Il est piquant de retrouver toutes ces déclarations, plusieurs fois séculaires, dans la bouche de nos contemporains et sous la plume des plus modernes, entre nos auteurs. Lequel de nos écrivains de théâtre est plus moderne et lequel est plus parisien que M. Alfred Capus ? Il faisait, cet hiver, à la Société des Conférences une causerie ingénieuse, spirituelle. Il vient d’en faire paraître le texte en une brochure qu’il faut lire : Notre époque et le théâtre[1]. M. Capus ne s’est nullement donné pour le porte-parole de ses confrères ; mais il ne saurait déplaire aux confrères de M. Capus que leur cause ait pour représentant celui d’entre eux qui a été le plus constamment favorisé par le succès. Nous nous bornerons d’ailleurs à prendre en eux-mêmes, dans ce qu’ils ont de général et d’impersonnel, les principaux de ses argumens, et d’en tirer la conclusion.

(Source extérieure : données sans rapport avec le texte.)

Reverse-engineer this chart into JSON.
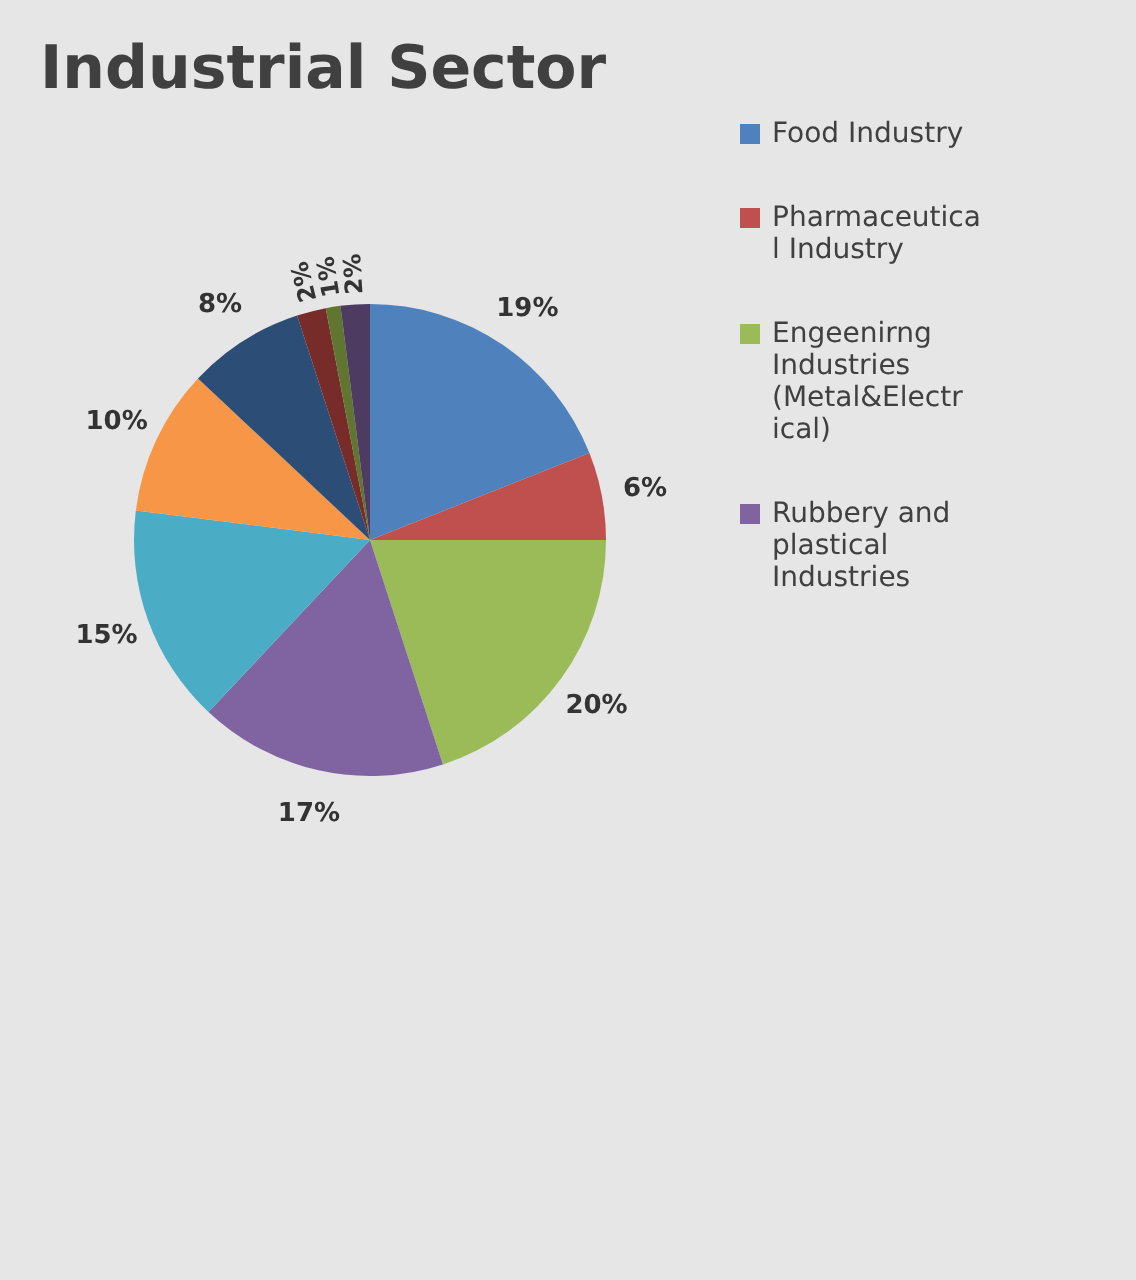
{
  "chart_data": {
    "type": "pie",
    "title": "Industrial Sector",
    "categories": [
      "Food Industry",
      "Pharmaceutical Industry",
      "Engeenirng Industries (Metal&Electrical)",
      "Rubbery and plastical Industries",
      null,
      null,
      null,
      null,
      null,
      null
    ],
    "values": [
      19,
      6,
      20,
      17,
      15,
      10,
      8,
      2,
      1,
      2
    ],
    "value_labels": [
      "19%",
      "6%",
      "20%",
      "17%",
      "15%",
      "10%",
      "8%",
      "2%",
      "1%",
      "2%"
    ],
    "colors": [
      "#4f81bd",
      "#c0504d",
      "#9bbb59",
      "#8064a2",
      "#4bacc6",
      "#f79646",
      "#2c4d75",
      "#772c2a",
      "#5f7530",
      "#4d3b62"
    ],
    "legend": "right"
  }
}
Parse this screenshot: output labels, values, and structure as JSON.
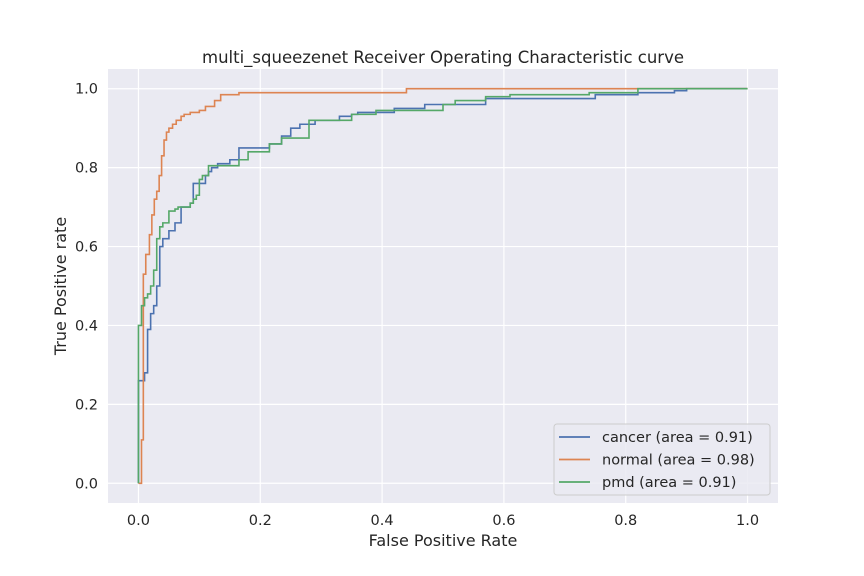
{
  "chart_data": {
    "type": "line",
    "title": "multi_squeezenet Receiver Operating Characteristic curve",
    "xlabel": "False Positive Rate",
    "ylabel": "True Positive rate",
    "xlim": [
      -0.05,
      1.05
    ],
    "ylim": [
      -0.05,
      1.05
    ],
    "x_ticks": [
      0.0,
      0.2,
      0.4,
      0.6,
      0.8,
      1.0
    ],
    "y_ticks": [
      0.0,
      0.2,
      0.4,
      0.6,
      0.8,
      1.0
    ],
    "x_tick_labels": [
      "0.0",
      "0.2",
      "0.4",
      "0.6",
      "0.8",
      "1.0"
    ],
    "y_tick_labels": [
      "0.0",
      "0.2",
      "0.4",
      "0.6",
      "0.8",
      "1.0"
    ],
    "grid": true,
    "legend_position": "lower-right",
    "background_color": "#eaeaf2",
    "grid_color": "#ffffff",
    "series": [
      {
        "name": "cancer (area = 0.91)",
        "color": "#4c72b0",
        "x": [
          0.0,
          0.0,
          0.01,
          0.01,
          0.015,
          0.015,
          0.02,
          0.02,
          0.025,
          0.025,
          0.03,
          0.03,
          0.035,
          0.035,
          0.04,
          0.04,
          0.05,
          0.05,
          0.06,
          0.06,
          0.07,
          0.07,
          0.085,
          0.085,
          0.09,
          0.09,
          0.11,
          0.11,
          0.115,
          0.115,
          0.12,
          0.12,
          0.13,
          0.13,
          0.15,
          0.15,
          0.165,
          0.165,
          0.215,
          0.215,
          0.235,
          0.235,
          0.25,
          0.25,
          0.265,
          0.265,
          0.29,
          0.29,
          0.33,
          0.33,
          0.35,
          0.35,
          0.36,
          0.36,
          0.42,
          0.42,
          0.47,
          0.47,
          0.57,
          0.57,
          0.75,
          0.75,
          0.82,
          0.82,
          0.88,
          0.88,
          0.9,
          0.9,
          1.0
        ],
        "y": [
          0.0,
          0.26,
          0.26,
          0.28,
          0.28,
          0.39,
          0.39,
          0.43,
          0.43,
          0.45,
          0.45,
          0.5,
          0.5,
          0.6,
          0.6,
          0.62,
          0.62,
          0.64,
          0.64,
          0.66,
          0.66,
          0.7,
          0.7,
          0.71,
          0.71,
          0.76,
          0.76,
          0.78,
          0.78,
          0.79,
          0.79,
          0.8,
          0.8,
          0.81,
          0.81,
          0.82,
          0.82,
          0.85,
          0.85,
          0.86,
          0.86,
          0.88,
          0.88,
          0.9,
          0.9,
          0.91,
          0.91,
          0.92,
          0.92,
          0.93,
          0.93,
          0.935,
          0.935,
          0.94,
          0.94,
          0.95,
          0.95,
          0.96,
          0.96,
          0.975,
          0.975,
          0.985,
          0.985,
          0.99,
          0.99,
          0.995,
          0.995,
          1.0,
          1.0
        ]
      },
      {
        "name": "normal (area = 0.98)",
        "color": "#dd8452",
        "x": [
          0.0,
          0.005,
          0.005,
          0.008,
          0.008,
          0.012,
          0.012,
          0.018,
          0.018,
          0.022,
          0.022,
          0.026,
          0.026,
          0.03,
          0.03,
          0.034,
          0.034,
          0.038,
          0.038,
          0.042,
          0.042,
          0.046,
          0.046,
          0.05,
          0.05,
          0.056,
          0.056,
          0.062,
          0.062,
          0.07,
          0.07,
          0.075,
          0.075,
          0.085,
          0.085,
          0.1,
          0.1,
          0.11,
          0.11,
          0.125,
          0.125,
          0.135,
          0.135,
          0.165,
          0.165,
          0.44,
          0.44,
          1.0
        ],
        "y": [
          0.0,
          0.0,
          0.11,
          0.11,
          0.53,
          0.53,
          0.58,
          0.58,
          0.63,
          0.63,
          0.68,
          0.68,
          0.72,
          0.72,
          0.74,
          0.74,
          0.78,
          0.78,
          0.83,
          0.83,
          0.87,
          0.87,
          0.89,
          0.89,
          0.9,
          0.9,
          0.91,
          0.91,
          0.92,
          0.92,
          0.93,
          0.93,
          0.935,
          0.935,
          0.94,
          0.94,
          0.945,
          0.945,
          0.955,
          0.955,
          0.97,
          0.97,
          0.985,
          0.985,
          0.99,
          0.99,
          1.0,
          1.0
        ]
      },
      {
        "name": "pmd (area = 0.91)",
        "color": "#55a868",
        "x": [
          0.0,
          0.0,
          0.005,
          0.005,
          0.01,
          0.01,
          0.015,
          0.015,
          0.02,
          0.02,
          0.025,
          0.025,
          0.03,
          0.03,
          0.035,
          0.035,
          0.04,
          0.04,
          0.05,
          0.05,
          0.06,
          0.06,
          0.065,
          0.065,
          0.085,
          0.085,
          0.09,
          0.09,
          0.095,
          0.095,
          0.1,
          0.1,
          0.105,
          0.105,
          0.115,
          0.115,
          0.165,
          0.165,
          0.18,
          0.18,
          0.215,
          0.215,
          0.235,
          0.235,
          0.28,
          0.28,
          0.35,
          0.35,
          0.39,
          0.39,
          0.5,
          0.5,
          0.52,
          0.52,
          0.57,
          0.57,
          0.61,
          0.61,
          0.74,
          0.74,
          0.82,
          0.82,
          1.0
        ],
        "y": [
          0.0,
          0.4,
          0.4,
          0.45,
          0.45,
          0.47,
          0.47,
          0.48,
          0.48,
          0.5,
          0.5,
          0.54,
          0.54,
          0.62,
          0.62,
          0.65,
          0.65,
          0.66,
          0.66,
          0.69,
          0.69,
          0.695,
          0.695,
          0.7,
          0.7,
          0.71,
          0.71,
          0.72,
          0.72,
          0.73,
          0.73,
          0.77,
          0.77,
          0.78,
          0.78,
          0.805,
          0.805,
          0.82,
          0.82,
          0.84,
          0.84,
          0.86,
          0.86,
          0.875,
          0.875,
          0.92,
          0.92,
          0.935,
          0.935,
          0.945,
          0.945,
          0.96,
          0.96,
          0.97,
          0.97,
          0.98,
          0.98,
          0.985,
          0.985,
          0.99,
          0.99,
          1.0,
          1.0
        ]
      }
    ]
  }
}
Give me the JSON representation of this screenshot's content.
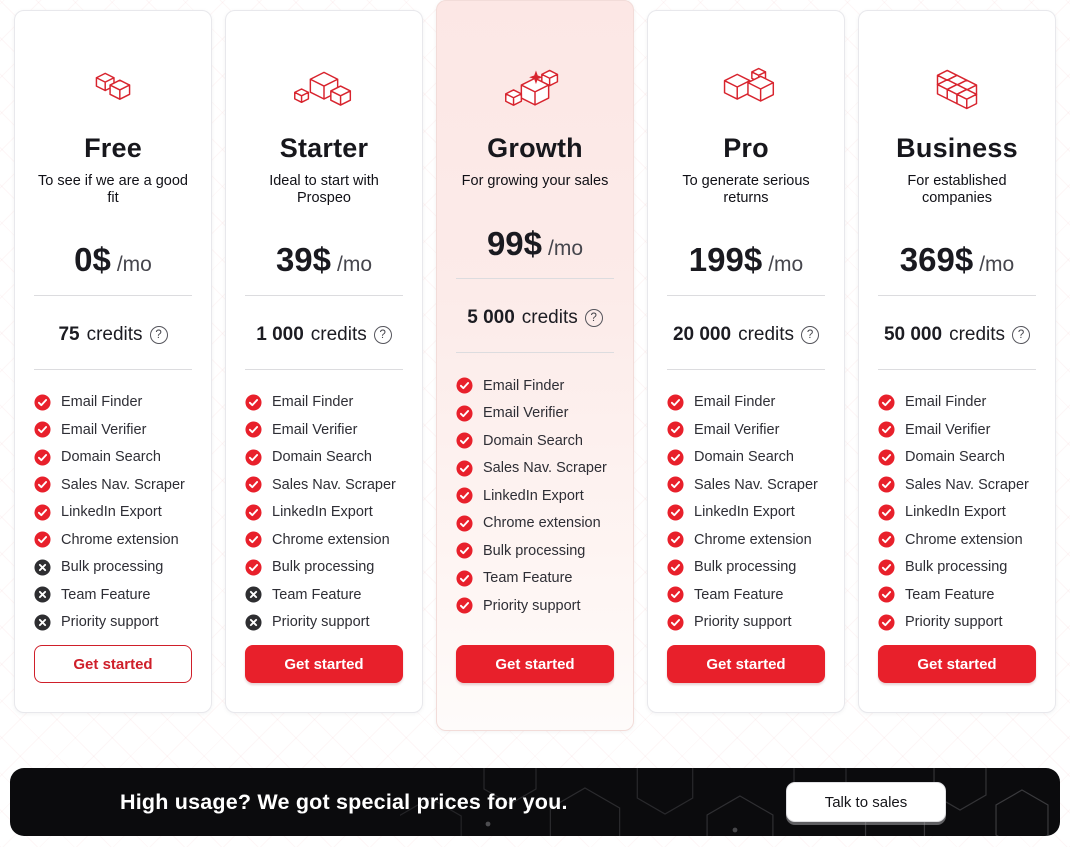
{
  "colors": {
    "accent_red": "#e8202b",
    "icon_stroke_red": "#d8242e",
    "cross_dark": "#2e2e31",
    "highlight_pink": "#fce7e5",
    "banner_black": "#0b0b0d"
  },
  "ui": {
    "help_symbol": "?",
    "credits_unit": "credits"
  },
  "plans": [
    {
      "name": "Free",
      "tagline": "To see if we are a good fit",
      "price": "0$",
      "period": "/mo",
      "credits": "75",
      "credits_unit": "credits",
      "icon": "two-cubes-icon",
      "highlighted": false,
      "button_style": "outline",
      "cta": "Get started",
      "features": [
        {
          "label": "Email Finder",
          "included": true
        },
        {
          "label": "Email Verifier",
          "included": true
        },
        {
          "label": "Domain Search",
          "included": true
        },
        {
          "label": "Sales Nav. Scraper",
          "included": true
        },
        {
          "label": "LinkedIn Export",
          "included": true
        },
        {
          "label": "Chrome extension",
          "included": true
        },
        {
          "label": "Bulk processing",
          "included": false
        },
        {
          "label": "Team Feature",
          "included": false
        },
        {
          "label": "Priority support",
          "included": false
        }
      ]
    },
    {
      "name": "Starter",
      "tagline": "Ideal to start with Prospeo",
      "price": "39$",
      "period": "/mo",
      "credits": "1 000",
      "credits_unit": "credits",
      "icon": "three-cubes-icon",
      "highlighted": false,
      "button_style": "solid",
      "cta": "Get started",
      "features": [
        {
          "label": "Email Finder",
          "included": true
        },
        {
          "label": "Email Verifier",
          "included": true
        },
        {
          "label": "Domain Search",
          "included": true
        },
        {
          "label": "Sales Nav. Scraper",
          "included": true
        },
        {
          "label": "LinkedIn Export",
          "included": true
        },
        {
          "label": "Chrome extension",
          "included": true
        },
        {
          "label": "Bulk processing",
          "included": true
        },
        {
          "label": "Team Feature",
          "included": false
        },
        {
          "label": "Priority support",
          "included": false
        }
      ]
    },
    {
      "name": "Growth",
      "tagline": "For growing your sales",
      "price": "99$",
      "period": "/mo",
      "credits": "5 000",
      "credits_unit": "credits",
      "icon": "sparkle-cubes-icon",
      "highlighted": true,
      "button_style": "solid",
      "cta": "Get started",
      "features": [
        {
          "label": "Email Finder",
          "included": true
        },
        {
          "label": "Email Verifier",
          "included": true
        },
        {
          "label": "Domain Search",
          "included": true
        },
        {
          "label": "Sales Nav. Scraper",
          "included": true
        },
        {
          "label": "LinkedIn Export",
          "included": true
        },
        {
          "label": "Chrome extension",
          "included": true
        },
        {
          "label": "Bulk processing",
          "included": true
        },
        {
          "label": "Team Feature",
          "included": true
        },
        {
          "label": "Priority support",
          "included": true
        }
      ]
    },
    {
      "name": "Pro",
      "tagline": "To generate serious returns",
      "price": "199$",
      "period": "/mo",
      "credits": "20 000",
      "credits_unit": "credits",
      "icon": "stacked-cubes-icon",
      "highlighted": false,
      "button_style": "solid",
      "cta": "Get started",
      "features": [
        {
          "label": "Email Finder",
          "included": true
        },
        {
          "label": "Email Verifier",
          "included": true
        },
        {
          "label": "Domain Search",
          "included": true
        },
        {
          "label": "Sales Nav. Scraper",
          "included": true
        },
        {
          "label": "LinkedIn Export",
          "included": true
        },
        {
          "label": "Chrome extension",
          "included": true
        },
        {
          "label": "Bulk processing",
          "included": true
        },
        {
          "label": "Team Feature",
          "included": true
        },
        {
          "label": "Priority support",
          "included": true
        }
      ]
    },
    {
      "name": "Business",
      "tagline": "For established companies",
      "price": "369$",
      "period": "/mo",
      "credits": "50 000",
      "credits_unit": "credits",
      "icon": "block-cubes-icon",
      "highlighted": false,
      "button_style": "solid",
      "cta": "Get started",
      "features": [
        {
          "label": "Email Finder",
          "included": true
        },
        {
          "label": "Email Verifier",
          "included": true
        },
        {
          "label": "Domain Search",
          "included": true
        },
        {
          "label": "Sales Nav. Scraper",
          "included": true
        },
        {
          "label": "LinkedIn Export",
          "included": true
        },
        {
          "label": "Chrome extension",
          "included": true
        },
        {
          "label": "Bulk processing",
          "included": true
        },
        {
          "label": "Team Feature",
          "included": true
        },
        {
          "label": "Priority support",
          "included": true
        }
      ]
    }
  ],
  "banner": {
    "text": "High usage? We got special prices for you.",
    "cta": "Talk to sales"
  }
}
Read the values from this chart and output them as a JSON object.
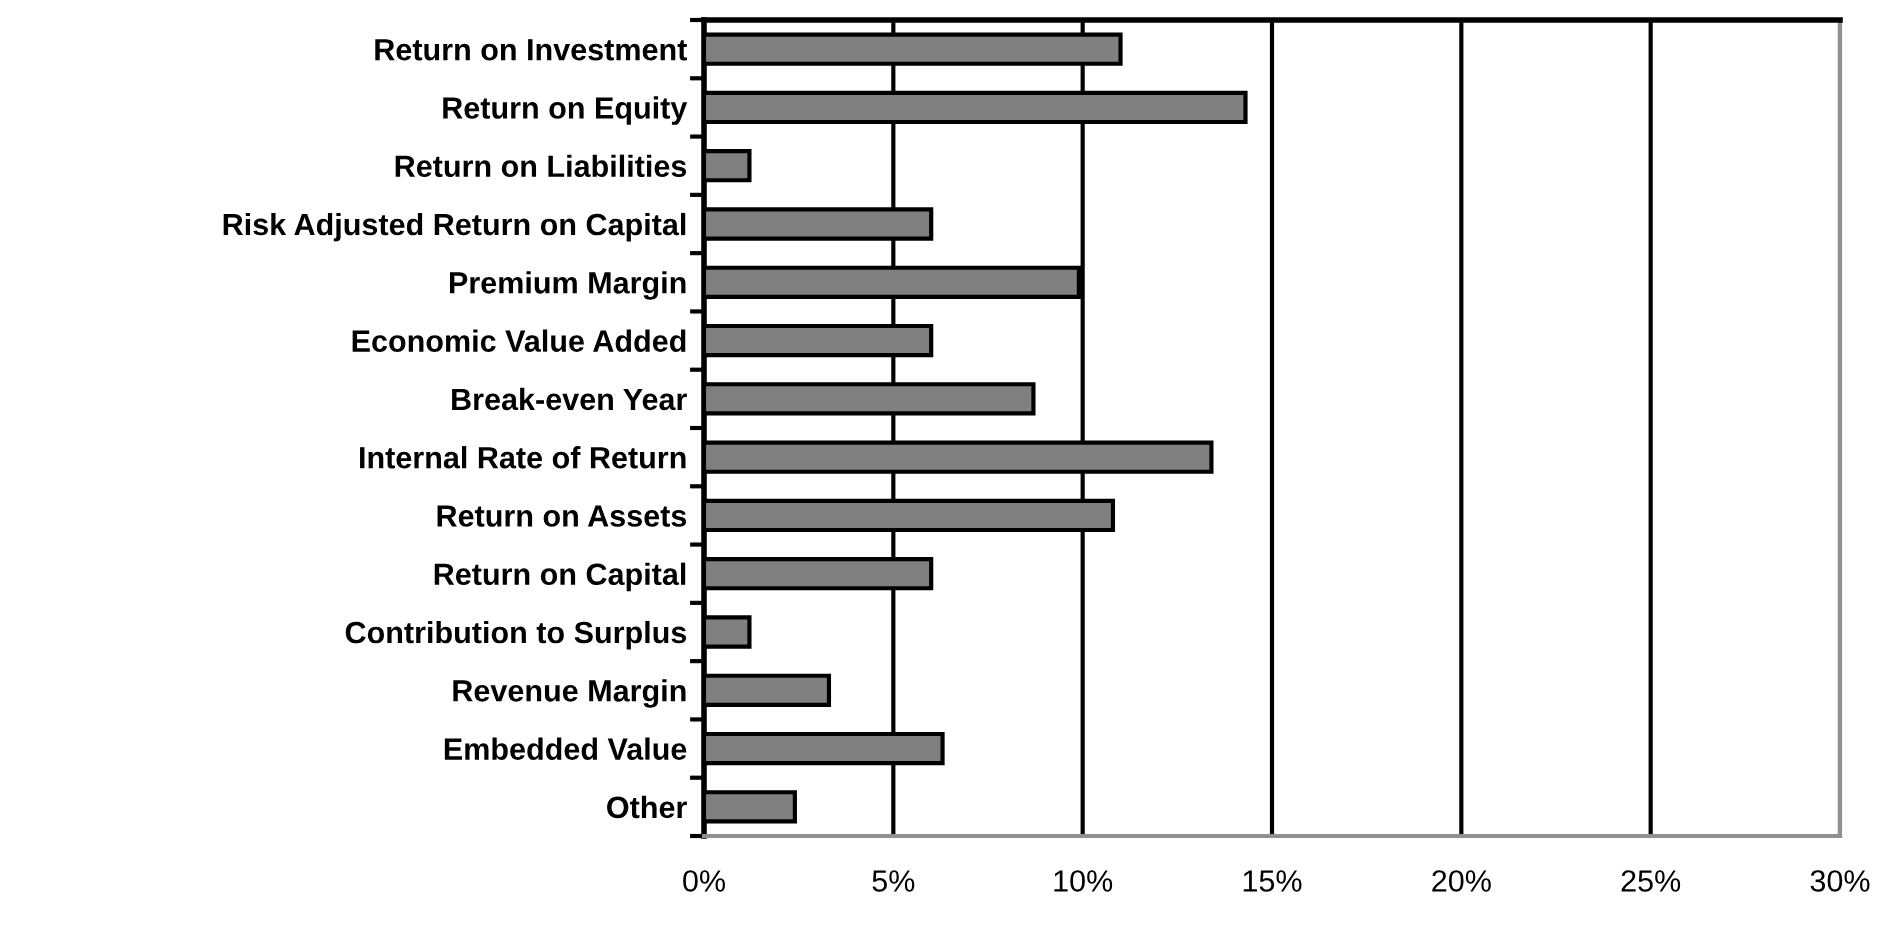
{
  "chart_data": {
    "type": "bar",
    "orientation": "horizontal",
    "categories": [
      "Return on Investment",
      "Return on Equity",
      "Return on Liabilities",
      "Risk Adjusted Return on Capital",
      "Premium Margin",
      "Economic Value Added",
      "Break-even Year",
      "Internal Rate of Return",
      "Return on Assets",
      "Return on Capital",
      "Contribution to Surplus",
      "Revenue Margin",
      "Embedded Value",
      "Other"
    ],
    "values": [
      11.0,
      14.3,
      1.2,
      6.0,
      9.9,
      6.0,
      8.7,
      13.4,
      10.8,
      6.0,
      1.2,
      3.3,
      6.3,
      2.4
    ],
    "color": "#808080",
    "xlim": [
      0,
      30
    ],
    "xticks": [
      {
        "value": 0,
        "label": "0%"
      },
      {
        "value": 5,
        "label": "5%"
      },
      {
        "value": 10,
        "label": "10%"
      },
      {
        "value": 15,
        "label": "15%"
      },
      {
        "value": 20,
        "label": "20%"
      },
      {
        "value": 25,
        "label": "25%"
      },
      {
        "value": 30,
        "label": "30%"
      }
    ],
    "grid": "x"
  }
}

Personne n’a été plus abondamment loué par la presse que M. Capus, et, s’il ne songeait donc qu’à lui seul, il se bornerait sans doute à remercier ses juges. Mais il s’élève au-dessus de ces considérations personnelles, et, prenant les choses d’ensemble, il se plaint que la critique travaille obstinément à humilier et entraver les auteurs. « Aujourd’hui, de toutes parts, on s’applique avec rage à décourager nos dramaturges. Il n’est pas de jour en effet où l’on ne leur annonce la décadence irrémédiable de leur art, où l’on ne décrète que, tous les sujets ayant été traités, tout ayant été dit sur la scène, le public étant las et les artistes étant trop chers, il n’y a par conséquent plus rien à faire au théâtre. » Qui l’eût cru, qu’une époque qui fait tant de cas des comédiens, en fit si peu des auteurs de comédies ? Mais elle s’abstient de mettre ceux-ci, dès maintenant, sur le même rang que leurs plus illustres prédécesseurs, et c’est son crime. « Comme il est universellement admis que l’on n’égalera jamais Corneille, Molière et Racine, et comme tous les Français sont élevés dans cette idée désolante, il est évident que la décadence du théâtre a commencé à la mort de Racine... On a toujours désespéré du théâtre en France, et c’est même à ce désespoir que l’on reconnaît le véritable amateur de spectacle, ainsi qu’un critique digne de ce nom. » M. Capus est réputé

  1. Notre époque et le théâtre, par Alfred Capus (Charpentier et Fasquelle).